The Birth of a Nation was required viewing within the first month of my film foundations class in 2016. I was encouraged to “look past” D.W. Griffith’s confederate leaning ideologies, and to look at the film from a purely technical aspect. As a freshman in college, I didn’t like the film. Blackface used to represent black characters, the KKK appearing as heroes, and those actors in blackface being portrayed as villains was too much for me to overlook. The confederate leaning ideologies I was warned about were just as subtle as a car crash outside my front window, and learning that the film inspired the reformation of the KKK in 1915 was no surprise. (1) At the time, I was taken aback by the lack of discussion surrounding the white supremacist themes in the film. As we discussed the film in class, the conversation surrounded the technical aspects of filmmaking. I tuned out, and didn’t speak up.
In 2019, The Jazz Singer became required viewing for a film studies class. As I sat in my primarily white university classroom, my professors hand hovered over the “play” button on the movie’s title screen.

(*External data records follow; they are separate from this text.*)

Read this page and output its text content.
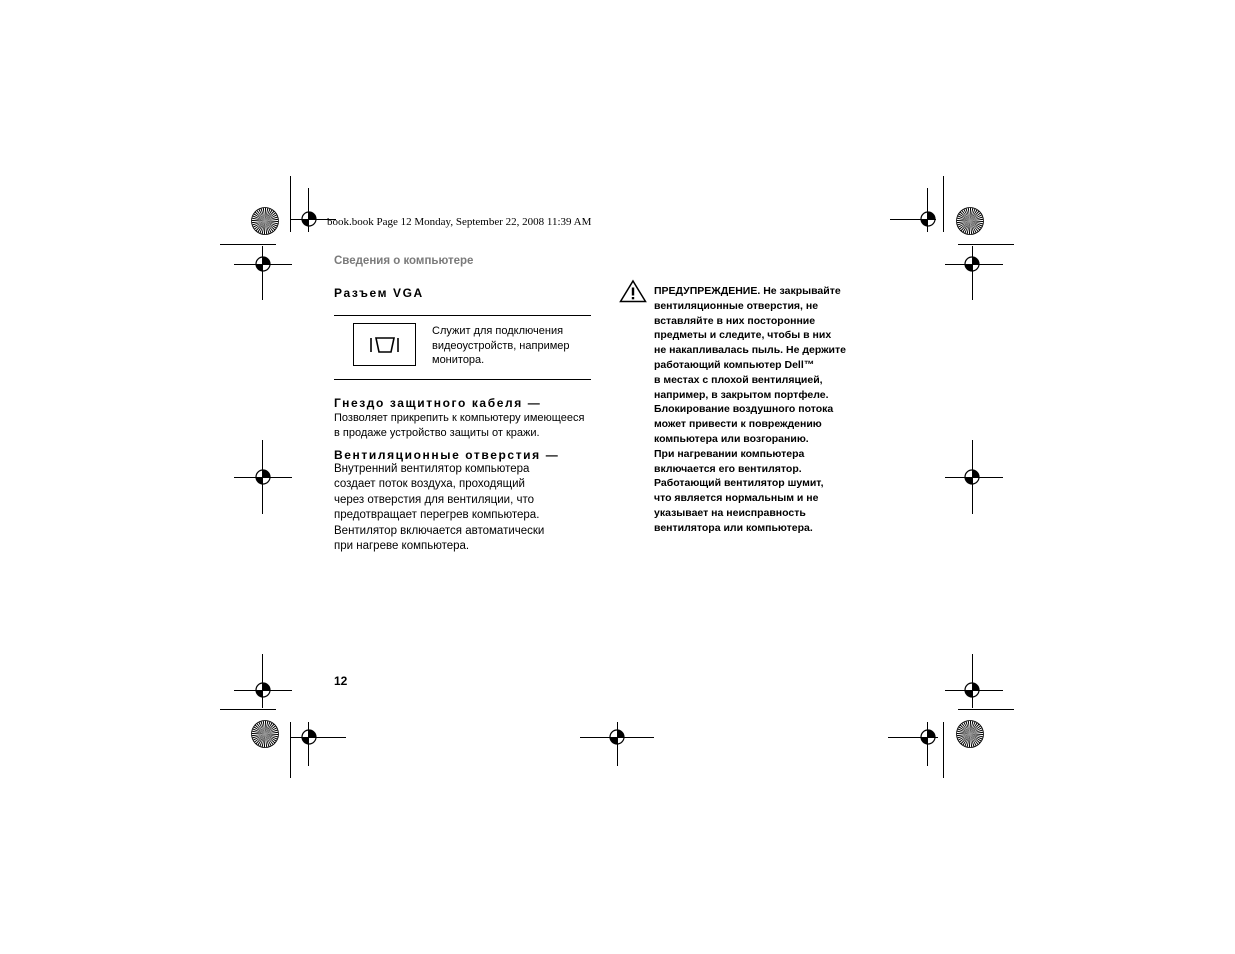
book.book Page 12 Monday, September 22, 2008 11:39 AM
Сведения о компьютере
Разъем VGA
Служит для подключения
видеоустройств, например
монитора.
Гнездо защитного кабеля —
Позволяет прикрепить к компьютеру имеющееся
в продаже устройство защиты от кражи.
Вентиляционные отверстия —
Внутренний вентилятор компьютера
создает поток воздуха, проходящий
через отверстия для вентиляции, что
предотвращает перегрев компьютера.
Вентилятор включается автоматически
при нагреве компьютера.
ПРЕДУПРЕЖДЕНИЕ. Не закрывайте
вентиляционные отверстия, не
вставляйте в них посторонние
предметы и следите, чтобы в них
не накапливалась пыль. Не держите
работающий компьютер Dell™
в местах с плохой вентиляцией,
например, в закрытом портфеле.
Блокирование воздушного потока
может привести к повреждению
компьютера или возгоранию.
При нагревании компьютера
включается его вентилятор.
Работающий вентилятор шумит,
что является нормальным и не
указывает на неисправность
вентилятора или компьютера.
12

“I have to warn you,” She started, “There is something in this movie we can’t look past.”
Blackface, again, being shown in the classroom. As the class became engulfed in conversations about the time period, and how this was acceptable on the screen in 1927, I swallowed back my thoughts.
Why are we even watching this film then? I thought, but didn’t say anything. I regret not speaking up about my concerns, as the conversations never veered into asking why the film was being shown in the first place. As the discussion wound down, my teacher looked to the only black person in the room, and asked her what she thought of the moral discussion.
“I don’t like it,” She said.
Generations previous seem to get a pass when it comes to blatant racism in the film world. “It was a different time then”, or “this kind of film couldn’t be created today”, are sentences that float around films made before the current time, and contain horrifically racist themes and visuals, appearing to act as a get out of jail free card for the viewer. The filmmakers of times past were racist, sure, but their techniques and philosophy on film can still be studied, right?
I disagree with that sentiment. There is a moral dilemma in all art communities, surrounding separating the art from the artist. Opinions vary widely on the subject, and appeared as a topic of discussion after the Me Too movement exploded in 2017. However, this same discussion became a prominent debate as the 2016 remake of The Birth of a Nation was creating Oscar buzz in the film world. Nate Parker, writer, director and star of the film, was facing praise from critics, and critique from online audiences. With his 1999 rape accusation coming to light alongside the peak of his career, many were forced to ask themselves whether the film was worth defending or not. Opinions were written by both sides, but one voice stretched over the discussion, and rang as a voice of reason in a time where, once again, the craft of filmmaking was being held higher than the actions of the filmmakers. In an opinion written for The New York Times, Roxane Gay wrote, “I cannot separate the art and the artist, just as I cannot separate my blackness and my continuing desire for more representation of the black experience in film from my womanhood, my feminism, my own history of sexual violence, my humanity.” (2)
Our political climate right now is facing pressure that many have not seen in their lifetime. Spurred on by yet another murder of a black man by a white police officer, the world erupted. It is too early to see the full impact the protests, petitions, and pestering of our elected officials, but it is clear that this is only the beginning. Systematic racism has deep roots in the American landscape, and for many, this current movement is the first time they are being exposed to it on a global scale. The implications of the 13th amendment weren’t taught to me in my suburban Detroit high school history classes, and racist films were screened to me in my university classroom in Chicago.
I re-watched 13th by Ava DuVernay this week. I viewed it for the first time in 2016, just as it was released, and just around the time I had to watch The Birth of a Nation for class. This watch, as a recent graduate of film school, illuminated more than I ever could have predicted. How was 13th, in all of its artistic merit and contextual significance, not required viewing, yet The Birth of a Nation was? Why are films with obvious theme of oppression and racism against black people, with the purpose of understanding their technical achievements, screened in university level classrooms as educational materials? Obviously, there are plenty of films that have the same level of artistic merit and refined filmmaking techniques made by filmmakers who do not carry the same racist ideologies. While the choice to require viewing films such as The Birth of a Nation and The Jazz Singer are likely made out of good intentions, they have negative implications. The status of “classic” is thrown at these films often, yet the desire to screen films of this regard fails to recognize the many other classics that are created by POC, with inclusivity at the forefront.
The film industry has a long way to go, and the film schools supporting it have even more work cut out for them. While 13th was not required in my educational career, I believe it should be. If you’re looking for an old Hollywood classic, watch Stormy Weather. Filmmakers, and educators, have power over the public discourse, and it is us who can represent people, free from the racist stereotypes pushed onto them.